Most of us have been asked to listen to a friend in the midst of an emotional crisis. As a therapist, I have seen first responders who did an awesome job, and those who have made the situation ten times worse. The number one thing you want to do is usually the number one thing you should not do and that is give advice. When someone is in crisis they need a calm, safe environment that allows them to talk about what they’re going through without judgment or advice.
Dr. William Doherty, a marriage and family professor from the University of Minnesota, is developing a new program for first responders for military families, drug offenders, and regular people at community centers and churches. His attempt is to help raise awareness that everyone can help someone if they understand the techniques that will support the person without leaving them feeling hopeless and alone.
In his research of being a first responder, the number one quality most people needed was to be listened to.
In a sense, we all need one another at some time in our lives. Having a first responder who responds well can make the difference in marital success, parenting success and life in general. In a time when many people are crying out for support and hope, knowing what to say and what not say can make the difference between life and death.

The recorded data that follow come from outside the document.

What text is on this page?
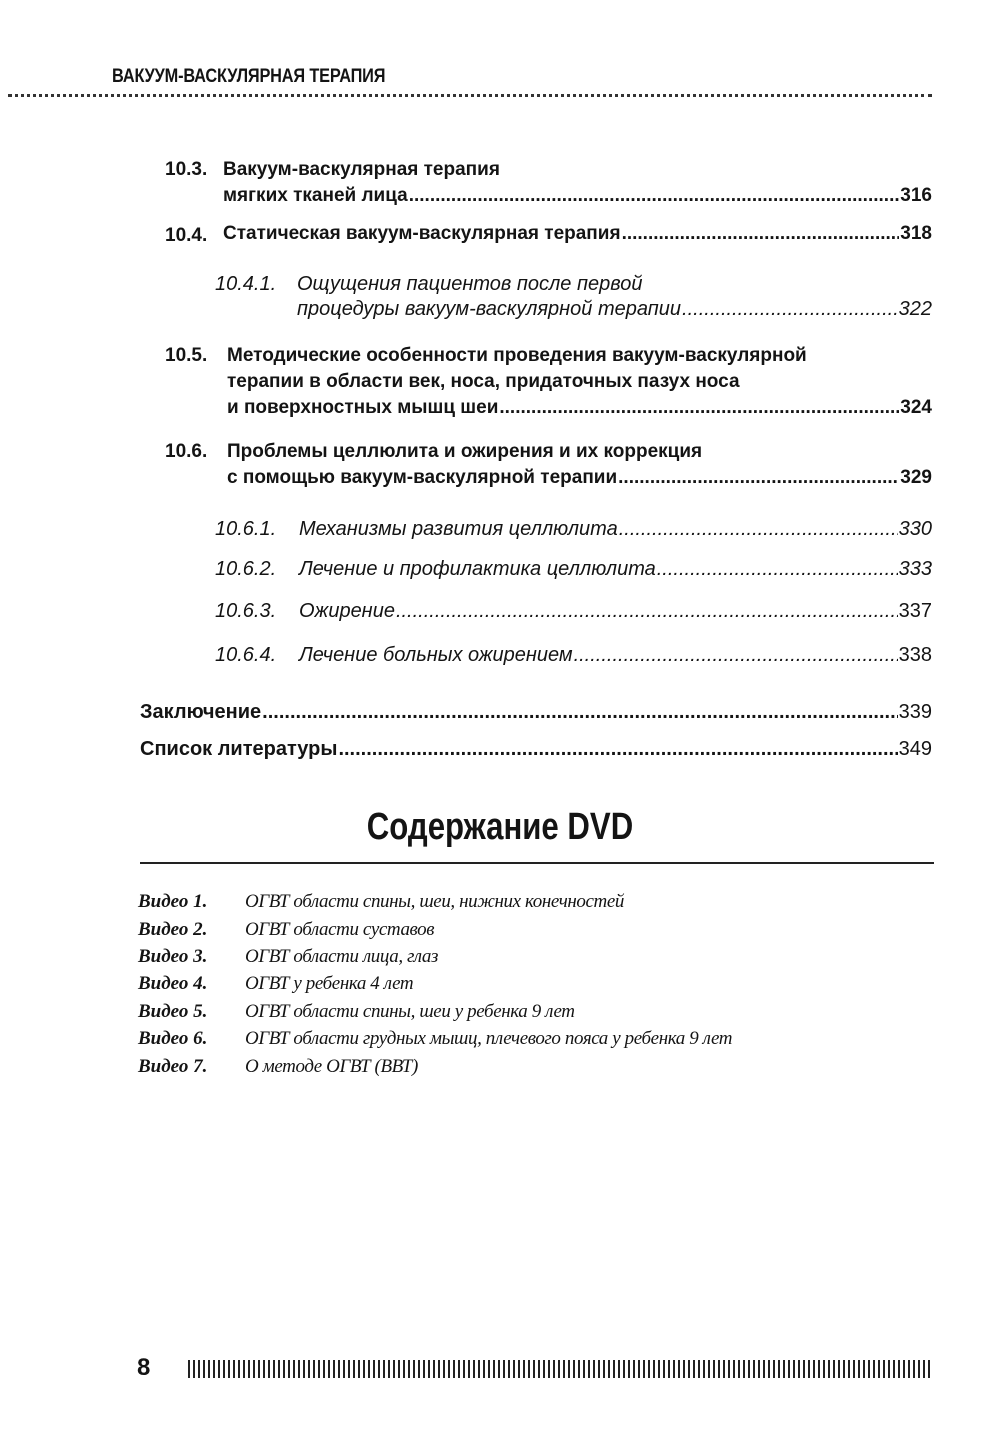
ВАКУУМ-ВАСКУЛЯРНАЯ ТЕРАПИЯ
10.3. Вакуум-васкулярная терапия
мягких тканей лица .....	316
10.4. Статическая вакуум-васкулярная терапия .....	318
10.4.1. Ощущения пациентов после первой
процедуры вакуум-васкулярной терапии .....	322
10.5. Методические особенности проведения вакуум-васкулярной
терапии в области век, носа, придаточных пазух носа
и поверхностных мышц шеи .....	324
10.6. Проблемы целлюлита и ожирения и их коррекция
с помощью вакуум-васкулярной терапии .....	329
10.6.1. Механизмы развития целлюлита .....	330
10.6.2. Лечение и профилактика целлюлита .....	333
10.6.3. Ожирение .....	337
10.6.4. Лечение больных ожирением .....	338
Заключение .....	339
Список литературы .....	349
Содержание DVD
Видео 1. ОГВТ области спины, шеи, нижних конечностей
Видео 2. ОГВТ области суставов
Видео 3. ОГВТ области лица, глаз
Видео 4. ОГВТ у ребенка 4 лет
Видео 5. ОГВТ области спины, шеи у ребенка 9 лет
Видео 6. ОГВТ области грудных мышц, плечевого пояса у ребенка 9 лет
Видео 7. О методе ОГВТ (ВВТ)
8
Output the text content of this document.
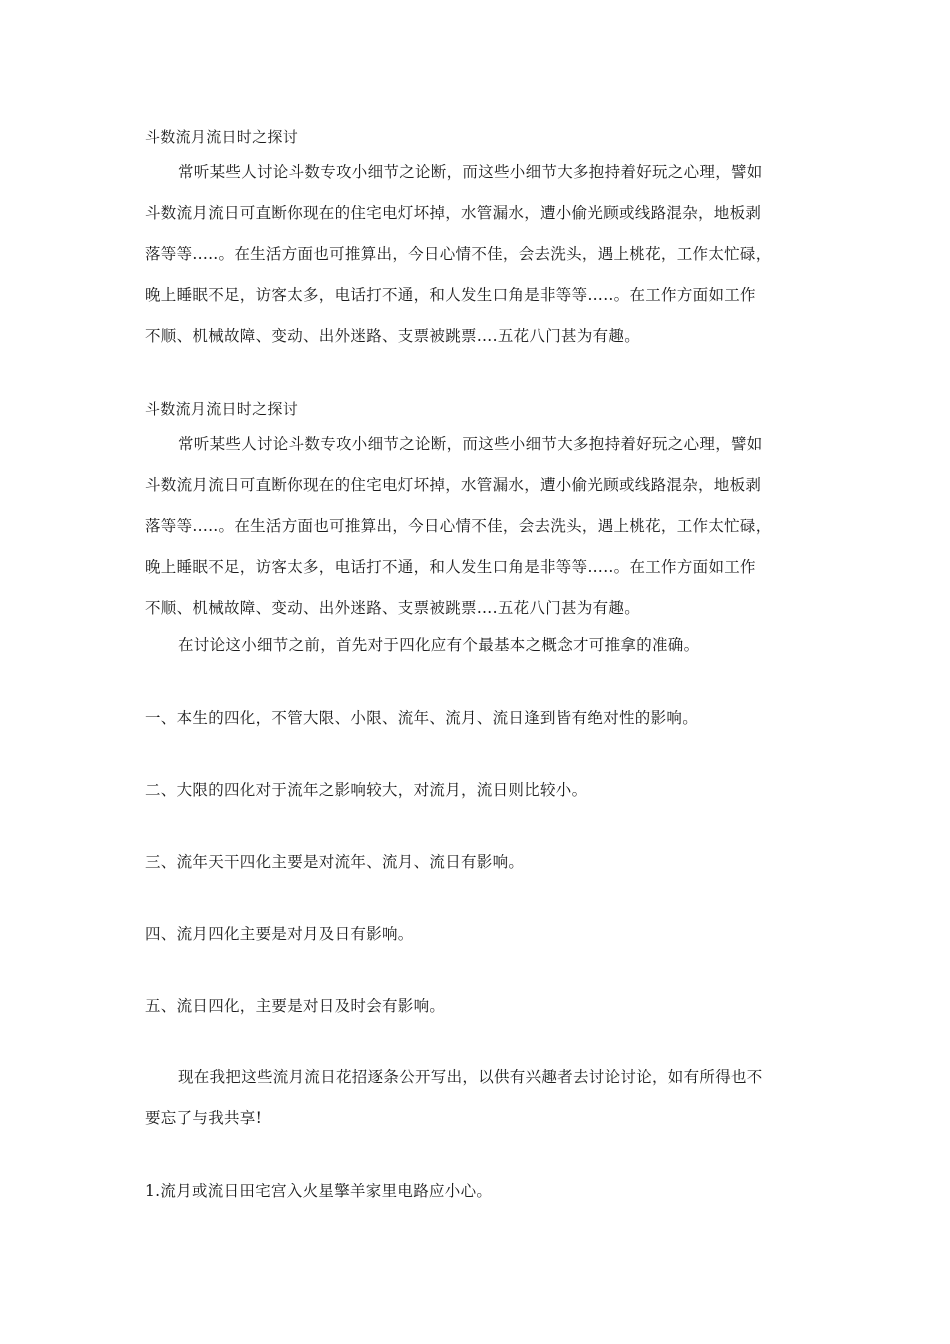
斗数流月流日时之探讨
常听某些人讨论斗数专攻小细节之论断，而这些小细节大多抱持着好玩之心理，譬如
斗数流月流日可直断你现在的住宅电灯坏掉，水管漏水，遭小偷光顾或线路混杂，地板剥
落等等.....。在生活方面也可推算出，今日心情不佳，会去洗头，遇上桃花，工作太忙碌，
晚上睡眠不足，访客太多，电话打不通，和人发生口角是非等等…..。在工作方面如工作
不顺、机械故障、变动、出外迷路、支票被跳票….五花八门甚为有趣。
斗数流月流日时之探讨
常听某些人讨论斗数专攻小细节之论断，而这些小细节大多抱持着好玩之心理，譬如
斗数流月流日可直断你现在的住宅电灯坏掉，水管漏水，遭小偷光顾或线路混杂，地板剥
落等等.....。在生活方面也可推算出，今日心情不佳，会去洗头，遇上桃花，工作太忙碌，
晚上睡眠不足，访客太多，电话打不通，和人发生口角是非等等…..。在工作方面如工作
不顺、机械故障、变动、出外迷路、支票被跳票….五花八门甚为有趣。
在讨论这小细节之前，首先对于四化应有个最基本之概念才可推拿的准确。
一、本生的四化，不管大限、小限、流年、流月、流日逢到皆有绝对性的影响。
二、大限的四化对于流年之影响较大，对流月，流日则比较小。
三、流年天干四化主要是对流年、流月、流日有影响。
四、流月四化主要是对月及日有影响。
五、流日四化，主要是对日及时会有影响。
现在我把这些流月流日花招逐条公开写出，以供有兴趣者去讨论讨论，如有所得也不
要忘了与我共享!
1.流月或流日田宅宫入火星擎羊家里电路应小心。
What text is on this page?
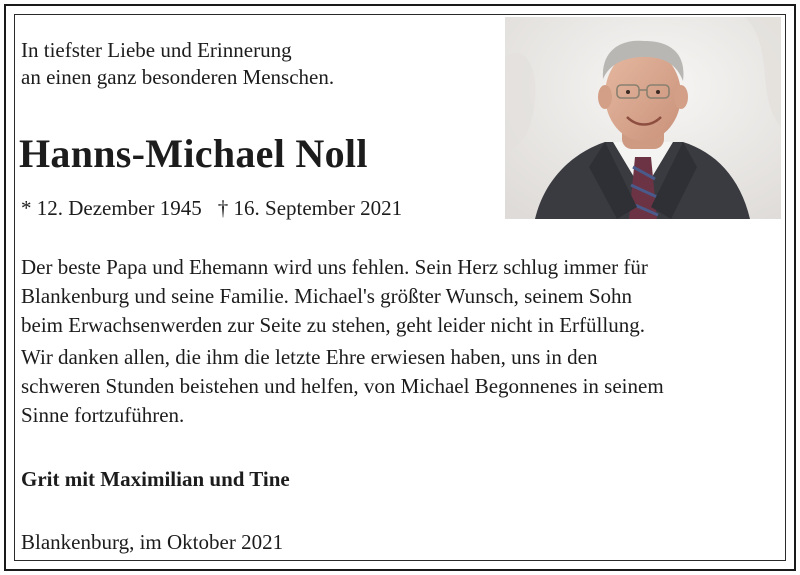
In tiefster Liebe und Erinnerung
an einen ganz besonderen Menschen.
Hanns-Michael Noll
* 12. Dezember 1945 † 16. September 2021
Der beste Papa und Ehemann wird uns fehlen. Sein Herz schlug immer für
Blankenburg und seine Familie. Michael's größter Wunsch, seinem Sohn
beim Erwachsenwerden zur Seite zu stehen, geht leider nicht in Erfüllung.
Wir danken allen, die ihm die letzte Ehre erwiesen haben, uns in den
schweren Stunden beistehen und helfen, von Michael Begonnenes in seinem
Sinne fortzuführen.
Grit mit Maximilian und Tine
Blankenburg, im Oktober 2021
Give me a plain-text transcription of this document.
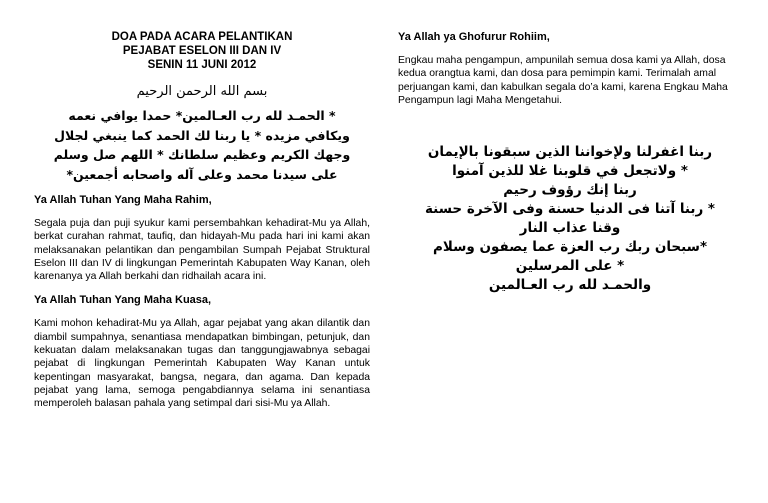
DOA PADA ACARA PELANTIKAN
PEJABAT ESELON III DAN IV
SENIN 11 JUNI 2012
بسم الله الرحمن الرحيم
* الحمـد لله رب العـالمين* حمدا يوافي نعمه
ويكافي مزيده * يا ربنا لك الحمد كما ينبغي لجلال
وجهك الكريم وعظيم سلطانك * اللهم صل وسلم
على سيدنا محمد وعلى آله واصحابه أجمعين*
Ya Allah Tuhan Yang Maha Rahim,

Segala puja dan puji syukur kami persembahkan kehadirat-Mu ya Allah, berkat curahan rahmat, taufiq, dan hidayah-Mu pada hari ini kami akan melaksanakan pelantikan dan pengambilan Sumpah Pejabat Struktural Eselon III dan IV di lingkungan Pemerintah Kabupaten Way Kanan, oleh karenanya ya Allah berkahi dan ridhailah acara ini.

Ya Allah Tuhan Yang Maha Kuasa,

Kami mohon kehadirat-Mu ya Allah, agar pejabat yang akan dilantik dan diambil sumpahnya, senantiasa mendapatkan bimbingan, petunjuk, dan kekuatan dalam melaksanakan tugas dan tanggungjawabnya sebagai pejabat di lingkungan Pemerintah Kabupaten Way Kanan untuk kepentingan masyarakat, bangsa, negara, dan agama. Dan kepada pejabat yang lama, semoga pengabdiannya selama ini senantiasa memperoleh balasan pahala yang setimpal dari sisi-Mu ya Allah.

Ya Allah ya Ghofurur Rohiim,

Engkau maha pengampun, ampunilah semua dosa kami ya Allah, dosa kedua orangtua kami, dan dosa para pemimpin kami. Terimalah amal perjuangan kami, dan kabulkan segala do’a kami, karena Engkau Maha Pengampun lagi Maha Mengetahui.

ربنا اغفرلنا ولإخواننا الذين سبقونا بالإيمان
* ولاتجعل في قلوبنا غلا للذين آمنوا
ربنا إنك رؤوف رحيم
* ربنا آتنا فى الدنيا حسنة وفى الآخرة حسنة
وقنا عذاب النار
*سبحان ربك رب العزة عما يصفون وسلام
* على المرسلين
والحمـد لله رب العـالمين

Dos for being a successful first responder:
- Do listen, without interrupting.
- Do keep the information confidential.
- Do provide hope and encouragement.
- Do give your friend your contact number if they need to call (remember though to set your boundaries).
- Do encourage them when you note their strength or understanding of the people involved.
Don’ts for being a successful first responder:
- Don’t be judgmental or critical.
- Don’t try to cheer them up or fix the problem.
- Don’t give advice by minimizing or making light of the problem.
- Don’t talk about yourself and your own story.
- Don’t become part of the problem or be taken in as a third party of a relationship.
Being a first responder is an honor and means you are trusted. Don’t blow it by betraying that trust or honor. You aren’t a therapist so no matter what you do don’t play the part. Encourage your friend to find a therapist and be willing to help them find someone if they are too distraught to do so. No one is an island no matter how independent you believe yourself to be.